SAP Sapphire 2010: Observations, News and Tweets

A round up of some the important news, announcements and high-tech happenings at the conference

SAP's annual Sapphire conference is over, and here's a round-up of some of the important news, announcements and high-tech happenings that came out of the show.

Focus Pocus

Unlike at recent SAP gatherings, executives were "on message" at Sapphire 2010 with the new strategy: Customers can choose from "on premise, on demand, on device" deployment options. Learn it. Know it. Live it.

Cinderella Arrives!

Business ByDesign, SAP's on-demand suite of ERP apps that's been under wraps for years, was the belle of the ball. (BBD certainly had plenty of time to get itself ready for the debut.)

Sybase Shuffle

There was a mixed bag of reactions from attendees regarding the Sybase acquisition.
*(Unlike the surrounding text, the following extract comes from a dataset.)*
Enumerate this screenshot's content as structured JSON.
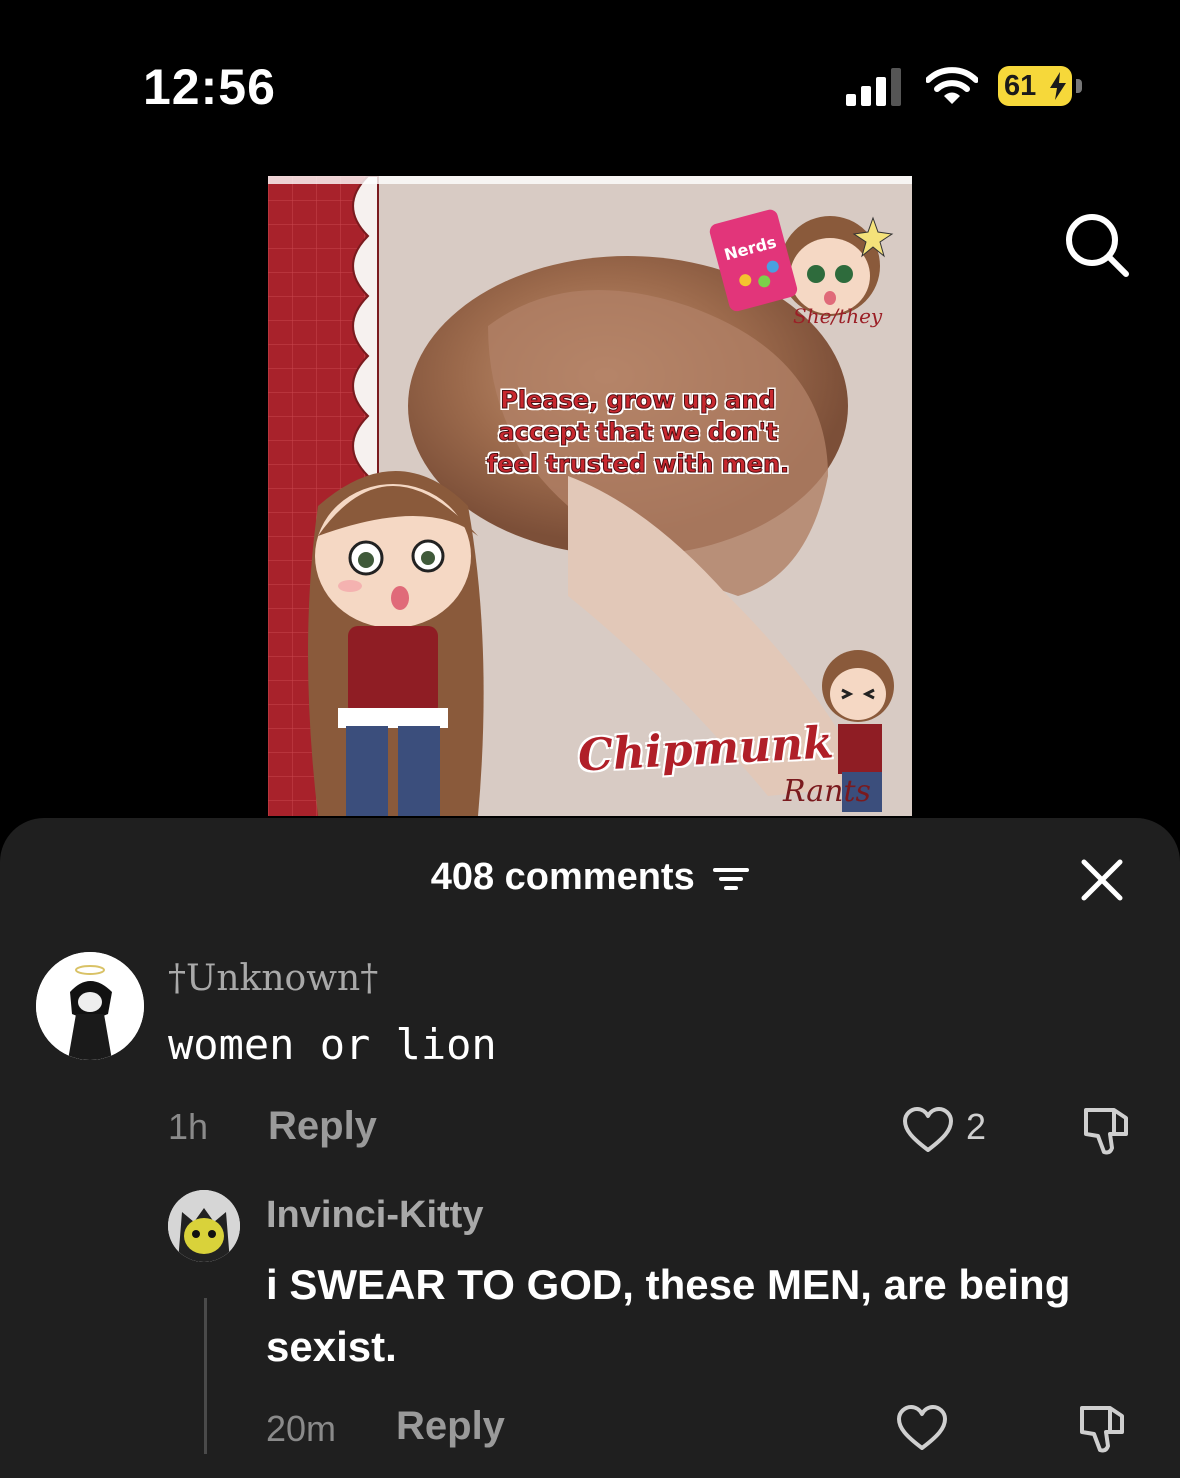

From SAP people: Rah-Rah! From those who don't take home a pay check from SAP: Wait and see.

Yes!

Invariably, all conversations with good CIOs at events like these come back to conversations not about technology.

Media Training Posterboy

SAP co-CEO Bill McDermott is polished like an expensive Italian loafer. (That's a compliment.)

Ins and Outs of In-Memory

In-memory database technology...feel the excitement? Conceptually, yes. Will customers? We shall see.

Take That, Oracle

One VP of IT (a big SAP shop) I was talking with said: "Best of breed is dead."

Good Grooming

This was a coming out party for SAP CTO Vishal Sikka.

Mobility Ain't New, Folks

Seems like we've been talking about enterprise mobility for decades...and yet it's SAP's new fountain of innovation.

"About Your Latest Dynamics AX Release..."

The relations between SAP and Microsoft (and their on-again, off-again strategic partnerships) make the dysfunction of the Lindsay Lohan family look like a Norman Rockwell painting.

Fond Memories

Chances of getting an SAPer to reminisce about Shai Agassi's time at SAP: 74.3%

Chances of getting an SAPer to reminisce about Leo Apotheker's time at SAP: .01%

Combat Chatter

SAP is a demanding application suite--even for top IT shops. Talk to any CIO who's gone through an implementation, and there are some awfully juicy war stories there. Most in attendance, however, appear generally satisfied with their apps. (I mean, they probably wouldn't come if they weren't.)

Keynote Overload

We have a new record for Sapphire! 3,177 keynotes during the three-day period. (I'm kidding, but, seriously, when every presentation is labeled a "Keynote," it kinda loses its meaning.)

Taking a Cue from Internet Inventor Gore

From the Department of Great Moments in Rewriting of High-Tech History, this: @rwang0 Tweet: "Jim Hagemann Snabe, SAP invented the 3-tier client server architecture? POV: might have been others too here." #SAPPHIRENOW #SAP

SAP on an iPad

iPads were everywhere--in the meeting rooms and on the show floor. I played around with an SAP BusinessObjects app on one during a meeting. I'll just say this: If there's more of that on the way, then SAP will be able to rid the "too complex and not intuitive" perception that has dogged its apps for decades. No instructions were necessary.

Yes, But Can the Wii Close Last Quarter's Books?

@chriskanaracus Tweet: "Business ByDesign interface is more colorful than before, but still won't be mistaken for a Wii game or anything."

Homeland Security

I felt really safe at Sapphire because the security guard at the media checkpoint was roughly 97 years old and was sitting on a Rascal.

Top That

Top "keynote" of the event: By far, Colin Powell. (Coming in second: The non-alarm fire alarm and strobe lights that went off for an hour or so on Monday afternoon. "Keep moving folks. Nothing to see here.")

Boat Belt-Tightening?

This is SAP's "boat" located on the trade show floor. Gee, I know times were tough last year, but SAP's "Sailfish" pales in comparison to Larry Ellison's yachts.

Sleeper Demo

During a briefing with SAP's Marge Breya (EVP and GM of the BI platform group at BusinessObjects), she demo'ed SAP's Streamwork product (which tackles collaboration and workflow) as well as a skunkworks app that was very cool. Ease-of-use Web-based collaboration wrapped around the SAP aura of stability and seriousness is what will sell stuff like this to Fortune 500 CIOs.

Isn't It Ironic

"Innovation without Disruption" is an SAP marketing slogan aimed at soothing customers disinterested in thorny and expensive upgrades. That's ironic, since last fall SAP has had to do both to itself: Disrupt itself, blow everything up and chuck the "old SAP" out the window--that's what several SAP execs told me. Now comes an even harder part: Innovate like crazy and wow customers and the market.